Antibiotics During Pregnancy and Birth Defects: What's the Link?
The use of clindamycin, doxycycline, quinolones, macrolides, and phenoxymethylpenicillin during pregnancy may be associated with increased risk for major congenital malformations (MCMs), according to a new study published in the British Journal of Pharmacology. Exposure to amoxicillin, cephalosporins, and nitrofurantoin, however, was not associated with MCMs.
To better understand the link between gestational antibiotic exposure and MCMs, researchers from the University of Montreal used the Quebec pregnancy cohort which included 139,938 liveborn infants between 1998–2008. Exposure to antibiotics was evaluated in the first trimester while MCMs were identified within the first year of life.
The data showed in utero exposure to clindamycin was associated with a higher risk of MCMs (adjusted odds ratio [aOR] 1.34, 95% CI: 1.02–1.77), musculoskeletal system malformations (aOR 1.67, 95% CI: 1.12–2.48), and ventricular/atrial septal defect (aOR 1.81, 95% CI: 1.04–3.16).
Exposure to doxycycline raised the risk of circulatory system malformation (aOR 2.38, 95% CI: 1.21–4.67), cardiac malformations (aOR 2.46, 95% CI: 1.21–4.99), and ventricular/atrial septal defect (aOR 3.19, 95% CI:1.57–6.48).
Use of quinolones, moxifloxacin, ofloxacin, macrolide, erythromycin, and phenoxymethylpenicillin were also found to be associated with organ specific malformations.
Study authors reported no associations with amoxicillin, cephalosporins, and nitrofurantoin. "Similar results were found when penicillins were used as the comparator group," added lead author Flory T. Muanda.

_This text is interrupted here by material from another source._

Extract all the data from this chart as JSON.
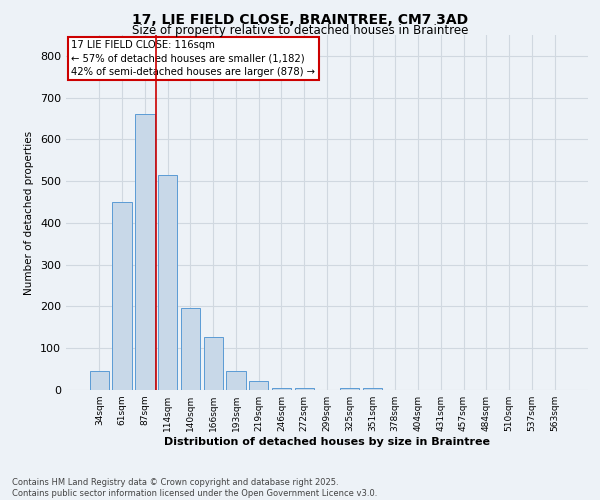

While the absolute risks for birth defects were small, the researchers believe clinicians should take them into consideration when prescribing. "Infections during pregnancy are frequent and should be treated; however, our study highlights safer options for the treatment of infections, more specifically urinary tract infections or pulmonary infections, at least during the first trimester of pregnancy," concluded senior author Dr. Anick Bérard.